Easements are a big problem and there are always stories written in the real estate newspapers and magazines about buyers who didn’t realize they weren’t allowed to put up fences or create a parking space because the inspection of the property they were on they worked didn’t work. It doesn’t actually show the city’s rights to access the property. Your attorney’s job is to make sure all of this is disclosed to you. Your attorney will also inform the utility departments of your name and scheduled closing date, and request that final meter readings be taken on the closing date so final bills can be sent to the Seller.

Your attorney requests a Tax Certificate to verify the amount of current year’s taxes and to inquire about arrears and outstanding tax charges. Your attorney will also write to the Department of Building and Zoning to get the full details of the zoning statutes and restrictions and permitted uses (so you know if you can operate a business from your home or build a huge deck, for example). It is important that you send your attorney a copy of the property survey as soon as possible; If the seller has a survey, I’ll get it for you if it’s not already included in the offer documents. If there isn’t a survey, tell your attorney so he can advise you how his interests can be protected through Title Insurance.

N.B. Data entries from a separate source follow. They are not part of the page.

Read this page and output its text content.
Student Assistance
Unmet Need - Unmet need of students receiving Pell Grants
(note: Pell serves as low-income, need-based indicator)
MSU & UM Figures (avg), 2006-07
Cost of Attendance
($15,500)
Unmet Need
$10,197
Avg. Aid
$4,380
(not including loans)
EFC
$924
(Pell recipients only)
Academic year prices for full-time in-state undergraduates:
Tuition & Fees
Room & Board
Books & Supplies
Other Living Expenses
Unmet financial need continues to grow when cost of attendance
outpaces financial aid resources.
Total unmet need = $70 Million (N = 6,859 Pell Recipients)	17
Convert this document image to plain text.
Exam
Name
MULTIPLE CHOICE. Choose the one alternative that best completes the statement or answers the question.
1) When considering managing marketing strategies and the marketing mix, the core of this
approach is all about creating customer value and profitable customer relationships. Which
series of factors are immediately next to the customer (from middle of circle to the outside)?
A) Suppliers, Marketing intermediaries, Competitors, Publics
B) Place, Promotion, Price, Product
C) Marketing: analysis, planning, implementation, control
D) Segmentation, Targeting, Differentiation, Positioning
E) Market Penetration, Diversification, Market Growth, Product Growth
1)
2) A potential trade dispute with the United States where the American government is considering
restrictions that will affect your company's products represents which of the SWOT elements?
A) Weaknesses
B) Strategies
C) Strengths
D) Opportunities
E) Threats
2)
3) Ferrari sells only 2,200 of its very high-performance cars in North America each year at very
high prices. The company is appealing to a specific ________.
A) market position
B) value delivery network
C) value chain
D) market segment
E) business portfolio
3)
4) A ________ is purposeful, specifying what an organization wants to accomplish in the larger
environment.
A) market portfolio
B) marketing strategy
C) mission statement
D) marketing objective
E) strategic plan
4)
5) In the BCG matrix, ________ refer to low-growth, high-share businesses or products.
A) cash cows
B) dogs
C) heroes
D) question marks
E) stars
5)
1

A Property Title Search is initiated at the Property Registry Office to ensure that the Seller is the true owner of the property, has the right to sell the property to you, and that the property is not subject to encumbrances, usurpations, easements . , liens, agreements or mortgages that were not disclosed in the Contract or Sale. You may have heard of fraud cases where people’s homes were sold by scammers who didn’t have title! This is where your attorney really earns his fee. This search must be completed by the Application Date (title search date) shown on your Purchase and Sale Agreement.

Other important duties of your attorney include:

Do a foreclosure search at the appropriate sheriff’s office to make sure there are no foreclosures against previous owners of the property that could affect your title.

Prepare and deliver a letter to the Seller’s attorney requesting that any items revealed in the initial searches be dealt with at or before closing.

Review the content of the Mortgage Commitment letter that your bank will prepare when you process your financing, and check with you the results of your signature.

Inform you of any closing day costs related to mortgage financing when your financial institution provides you with a Final Mortgage Commitment Letter.

If your attorney is also acting on behalf of the financial institution (which is often the case), he or she will prepare all necessary mortgage paperwork and submit this package to the financial institution for approval prior to closing:

– Certify the title of the property to the financial institution at the time of closing.

– Advise you about government programs designed to help homebuyers that would apply to you, including Land Transfer Tax Refund programs, Ontario Homeowner Savings Plans, RRSPs, and information on CMHC’s 5% down payment.

– Inform your insurance broker of the name, address, telephone number and fax number of both your lawyer and the financial institution that grants your mortgage. Your attorney needs a letter confirming that insurance coverage is in effect at closing; This is very important because the bank will not advance the $ to close your purchase until they know you have homeowners insurance.